The orchestra’s conductor, Donald Schleicher, scheduled the concert for Jan. 27, Mozart’s birthday, at Krannert Center for the Performing Arts. Mozart birthday bashes featuring the composer’s music are common around the world, he said.
Schleicher wanted to include not just the standards but also some more unusual pieces to show the wide range of Mozart’s work. He also wanted to include as many faculty members from the U. of I. School of Music as possible.
“It’s a unique chance to hear so many School of Music faculty members on the same evening,” he said.
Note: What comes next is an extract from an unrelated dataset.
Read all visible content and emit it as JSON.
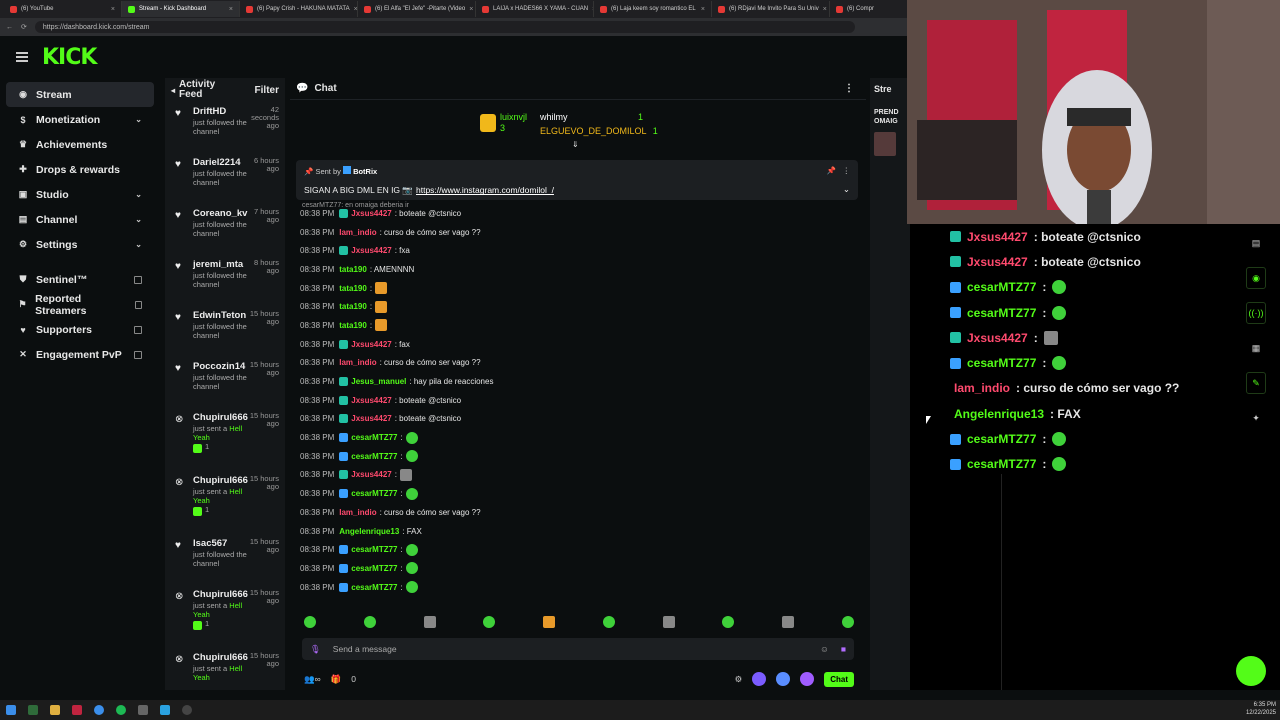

The concert will open with one of Mozart's most famous works, the overture to “The Marriage of Figaro.” The first half also will include guest soloists Yvonne Redman and Nathan Gunn singing arias and duets from “Marriage of Figaro,” “Don Giovanni” and “The Magic Flute.”
An unusual component of the concert will feature a small wind ensemble directed by director of bands Stephen Peterson playing excerpts from “Don Giovanni” written for a wind octet. An arrangement of opera music for a wind ensemble was used to promote an opera at the time Mozart was composing.
The performance will provide a preview for the Lyric Theatre @ Illinois performance of “Don Giovanni” in late February, with Gunn both singing and making his directorial debut. Julie Gunn, the director of Lyric Theatre Studies, will provide commentary about “Don Giovanni” during the wind ensemble performance.
The second half of the concert will feature three pianists from the music faculty – Rochelle Sennet, William Heiles and Timothy Ehlen – performing Concerto No. 7 for Three Pianos in F Major, K.242. The composition is rarely performed because of the difficulty of positioning three grand pianos together in a performance space, Schleicher said. The concert gives the three pianists the uncommon opportunity to perform together as a trio.
“Mozart is so famous as a writer of piano concertos. He wrote so many, and this one is the least-performed,” Schleicher said.